Who was the man whose life was turned upside down by an encounter with a strange rabbi from Galilee? A book

Who was the man whose life was turned upside down by an encounter with a strange rabbi from Galilee?  A book

Christians mention him every Sunday at mass, somewhat absentmindedly and certainly not with gratitude: Pontius Pilate, under whose government Jesus was crucified. But who was Pilate? Little is known about him, he seems like a splinter in history, one of many who have marked a particular moment in the passage of time. He was certainly a tormented man, we understand it from the Gospels, especially from that of John who reports the dialogue he had with that strange rabbi of Galilee whom the crowd wanted to put to death even at the cost of seeing the brigand Barabbas spared.

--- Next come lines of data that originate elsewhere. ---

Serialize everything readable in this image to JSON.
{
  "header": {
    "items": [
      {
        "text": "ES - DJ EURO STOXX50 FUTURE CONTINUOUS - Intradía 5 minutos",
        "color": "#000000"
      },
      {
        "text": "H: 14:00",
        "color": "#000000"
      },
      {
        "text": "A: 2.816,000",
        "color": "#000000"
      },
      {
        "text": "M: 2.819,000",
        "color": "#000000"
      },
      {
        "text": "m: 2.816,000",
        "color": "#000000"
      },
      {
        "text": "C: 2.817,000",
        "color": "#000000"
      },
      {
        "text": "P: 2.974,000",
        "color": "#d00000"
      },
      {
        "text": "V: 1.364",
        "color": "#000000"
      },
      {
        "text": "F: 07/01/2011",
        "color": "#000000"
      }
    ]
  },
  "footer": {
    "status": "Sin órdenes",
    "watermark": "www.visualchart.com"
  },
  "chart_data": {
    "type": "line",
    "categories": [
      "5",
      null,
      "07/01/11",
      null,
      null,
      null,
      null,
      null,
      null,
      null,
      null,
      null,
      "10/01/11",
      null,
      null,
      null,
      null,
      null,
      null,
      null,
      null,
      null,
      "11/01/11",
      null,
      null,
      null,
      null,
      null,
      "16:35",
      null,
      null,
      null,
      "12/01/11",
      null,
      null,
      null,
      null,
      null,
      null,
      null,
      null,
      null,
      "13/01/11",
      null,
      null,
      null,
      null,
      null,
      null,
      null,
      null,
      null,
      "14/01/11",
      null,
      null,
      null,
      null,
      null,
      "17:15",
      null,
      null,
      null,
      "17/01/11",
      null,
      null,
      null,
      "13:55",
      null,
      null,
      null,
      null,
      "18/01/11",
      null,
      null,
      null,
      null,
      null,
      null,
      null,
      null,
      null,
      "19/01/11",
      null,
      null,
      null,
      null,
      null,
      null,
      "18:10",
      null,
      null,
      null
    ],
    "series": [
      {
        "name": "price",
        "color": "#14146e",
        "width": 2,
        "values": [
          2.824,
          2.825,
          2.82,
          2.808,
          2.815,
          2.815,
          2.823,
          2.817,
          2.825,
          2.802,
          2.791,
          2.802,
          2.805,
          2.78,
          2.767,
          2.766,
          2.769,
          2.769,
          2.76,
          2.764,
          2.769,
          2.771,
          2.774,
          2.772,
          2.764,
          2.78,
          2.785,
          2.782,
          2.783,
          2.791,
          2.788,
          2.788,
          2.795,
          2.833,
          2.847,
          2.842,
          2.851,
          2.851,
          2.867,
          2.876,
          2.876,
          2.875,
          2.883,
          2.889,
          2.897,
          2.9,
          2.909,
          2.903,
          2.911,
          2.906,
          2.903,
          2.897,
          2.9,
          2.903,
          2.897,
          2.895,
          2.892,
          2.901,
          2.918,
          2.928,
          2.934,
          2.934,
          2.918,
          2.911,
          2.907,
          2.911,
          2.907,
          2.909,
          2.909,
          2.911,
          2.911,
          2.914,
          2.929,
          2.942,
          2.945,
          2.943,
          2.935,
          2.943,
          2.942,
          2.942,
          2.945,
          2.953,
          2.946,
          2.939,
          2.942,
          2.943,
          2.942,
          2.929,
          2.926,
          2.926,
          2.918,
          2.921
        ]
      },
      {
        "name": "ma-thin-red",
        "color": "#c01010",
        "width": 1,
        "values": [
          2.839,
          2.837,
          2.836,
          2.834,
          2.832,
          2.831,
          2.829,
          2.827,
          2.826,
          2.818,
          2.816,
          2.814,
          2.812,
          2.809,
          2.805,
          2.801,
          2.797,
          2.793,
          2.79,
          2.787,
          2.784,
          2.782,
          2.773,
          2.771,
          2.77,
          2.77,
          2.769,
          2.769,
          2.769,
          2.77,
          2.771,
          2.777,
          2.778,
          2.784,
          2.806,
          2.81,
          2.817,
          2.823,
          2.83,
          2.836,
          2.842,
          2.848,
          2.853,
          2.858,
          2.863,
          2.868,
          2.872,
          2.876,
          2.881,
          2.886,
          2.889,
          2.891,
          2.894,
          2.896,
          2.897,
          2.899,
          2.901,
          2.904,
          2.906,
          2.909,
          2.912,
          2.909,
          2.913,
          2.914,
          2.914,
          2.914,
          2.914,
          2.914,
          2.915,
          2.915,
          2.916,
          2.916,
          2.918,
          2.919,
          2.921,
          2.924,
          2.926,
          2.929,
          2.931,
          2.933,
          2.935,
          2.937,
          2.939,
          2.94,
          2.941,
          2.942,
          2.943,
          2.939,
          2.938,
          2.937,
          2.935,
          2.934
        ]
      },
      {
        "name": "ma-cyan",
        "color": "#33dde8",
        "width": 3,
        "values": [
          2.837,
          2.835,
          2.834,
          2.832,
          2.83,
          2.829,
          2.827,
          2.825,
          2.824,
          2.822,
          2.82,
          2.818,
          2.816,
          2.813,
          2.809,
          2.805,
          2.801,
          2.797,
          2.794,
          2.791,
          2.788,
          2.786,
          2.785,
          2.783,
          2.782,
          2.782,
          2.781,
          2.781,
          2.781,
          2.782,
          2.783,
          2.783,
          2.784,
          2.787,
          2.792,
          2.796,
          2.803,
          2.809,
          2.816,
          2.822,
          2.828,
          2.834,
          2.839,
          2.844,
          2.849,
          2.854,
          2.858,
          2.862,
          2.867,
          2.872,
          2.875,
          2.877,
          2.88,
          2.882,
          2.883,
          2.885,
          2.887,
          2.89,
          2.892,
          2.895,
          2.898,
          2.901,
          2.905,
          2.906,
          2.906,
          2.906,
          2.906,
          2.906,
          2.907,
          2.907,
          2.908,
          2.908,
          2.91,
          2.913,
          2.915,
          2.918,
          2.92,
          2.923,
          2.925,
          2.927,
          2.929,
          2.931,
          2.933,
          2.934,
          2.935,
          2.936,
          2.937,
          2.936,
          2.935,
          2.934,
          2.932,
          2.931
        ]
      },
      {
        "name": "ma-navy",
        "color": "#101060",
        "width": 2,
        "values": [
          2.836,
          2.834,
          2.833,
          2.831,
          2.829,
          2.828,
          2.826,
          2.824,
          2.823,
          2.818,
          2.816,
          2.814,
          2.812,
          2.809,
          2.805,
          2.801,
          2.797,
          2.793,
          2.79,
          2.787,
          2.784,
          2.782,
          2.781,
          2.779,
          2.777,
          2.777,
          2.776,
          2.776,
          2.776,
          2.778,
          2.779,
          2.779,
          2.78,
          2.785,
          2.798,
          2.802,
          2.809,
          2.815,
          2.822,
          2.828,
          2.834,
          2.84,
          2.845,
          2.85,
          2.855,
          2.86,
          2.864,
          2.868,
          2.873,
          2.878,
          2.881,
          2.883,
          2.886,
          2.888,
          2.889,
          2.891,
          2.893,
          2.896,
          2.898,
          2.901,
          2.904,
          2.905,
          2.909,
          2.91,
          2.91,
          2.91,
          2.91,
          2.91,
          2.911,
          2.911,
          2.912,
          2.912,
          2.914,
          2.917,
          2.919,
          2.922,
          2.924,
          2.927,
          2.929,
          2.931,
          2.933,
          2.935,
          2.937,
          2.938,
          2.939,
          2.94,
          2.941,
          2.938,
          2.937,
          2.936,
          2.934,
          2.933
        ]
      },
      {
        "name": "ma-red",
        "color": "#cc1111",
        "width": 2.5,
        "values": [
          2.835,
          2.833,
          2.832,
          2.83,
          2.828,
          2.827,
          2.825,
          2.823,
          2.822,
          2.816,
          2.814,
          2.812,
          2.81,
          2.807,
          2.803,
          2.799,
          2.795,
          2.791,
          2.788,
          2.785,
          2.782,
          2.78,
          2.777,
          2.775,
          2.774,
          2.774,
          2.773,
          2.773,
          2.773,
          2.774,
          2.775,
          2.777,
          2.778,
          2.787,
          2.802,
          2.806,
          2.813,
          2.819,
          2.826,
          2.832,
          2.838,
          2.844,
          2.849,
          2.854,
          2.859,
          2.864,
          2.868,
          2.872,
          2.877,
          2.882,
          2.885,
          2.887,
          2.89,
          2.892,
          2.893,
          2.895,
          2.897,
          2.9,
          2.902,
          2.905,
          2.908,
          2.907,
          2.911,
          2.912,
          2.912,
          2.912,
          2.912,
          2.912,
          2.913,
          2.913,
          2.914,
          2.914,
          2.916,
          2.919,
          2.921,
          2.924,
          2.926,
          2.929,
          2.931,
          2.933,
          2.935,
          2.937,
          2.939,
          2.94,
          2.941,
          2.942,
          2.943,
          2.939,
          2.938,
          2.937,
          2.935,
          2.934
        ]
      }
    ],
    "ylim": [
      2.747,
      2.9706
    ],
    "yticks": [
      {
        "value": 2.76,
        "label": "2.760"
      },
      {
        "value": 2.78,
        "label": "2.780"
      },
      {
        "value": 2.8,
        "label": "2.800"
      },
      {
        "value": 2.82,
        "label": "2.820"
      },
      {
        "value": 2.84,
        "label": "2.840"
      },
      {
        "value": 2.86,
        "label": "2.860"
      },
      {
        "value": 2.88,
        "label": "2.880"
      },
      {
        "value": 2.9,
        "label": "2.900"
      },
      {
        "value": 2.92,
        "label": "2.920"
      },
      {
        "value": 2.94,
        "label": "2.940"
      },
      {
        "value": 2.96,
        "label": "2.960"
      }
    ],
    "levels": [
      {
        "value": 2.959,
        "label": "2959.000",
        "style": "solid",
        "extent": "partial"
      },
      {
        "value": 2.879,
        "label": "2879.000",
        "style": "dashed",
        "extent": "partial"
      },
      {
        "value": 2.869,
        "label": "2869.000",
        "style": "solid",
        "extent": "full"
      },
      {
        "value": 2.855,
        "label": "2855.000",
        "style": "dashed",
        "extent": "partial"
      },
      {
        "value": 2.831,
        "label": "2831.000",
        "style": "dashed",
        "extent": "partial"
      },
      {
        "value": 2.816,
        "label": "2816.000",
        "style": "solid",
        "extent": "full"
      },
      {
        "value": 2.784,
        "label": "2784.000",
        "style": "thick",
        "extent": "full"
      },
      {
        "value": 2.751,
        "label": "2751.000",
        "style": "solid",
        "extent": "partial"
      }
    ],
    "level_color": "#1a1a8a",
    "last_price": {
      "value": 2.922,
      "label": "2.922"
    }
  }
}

Pilate doesn't understand why, he despises Jerusalem, its swirling chaos, its incomprehensible rituals, the heat of ethnic and religious nationalism that questions the supreme and indefectible authority of Rome day after day. He is better off in Cesarea, on the sea, where he has time to think about dead friends, distant roots, the whirlwind of events that brought him there, in the Praetorian Palace. Among the happy memories of him (few) there are his remorse, a constant of his existence, from the conflictual relationship with his father Gaius to the clashes with his wife Claudia.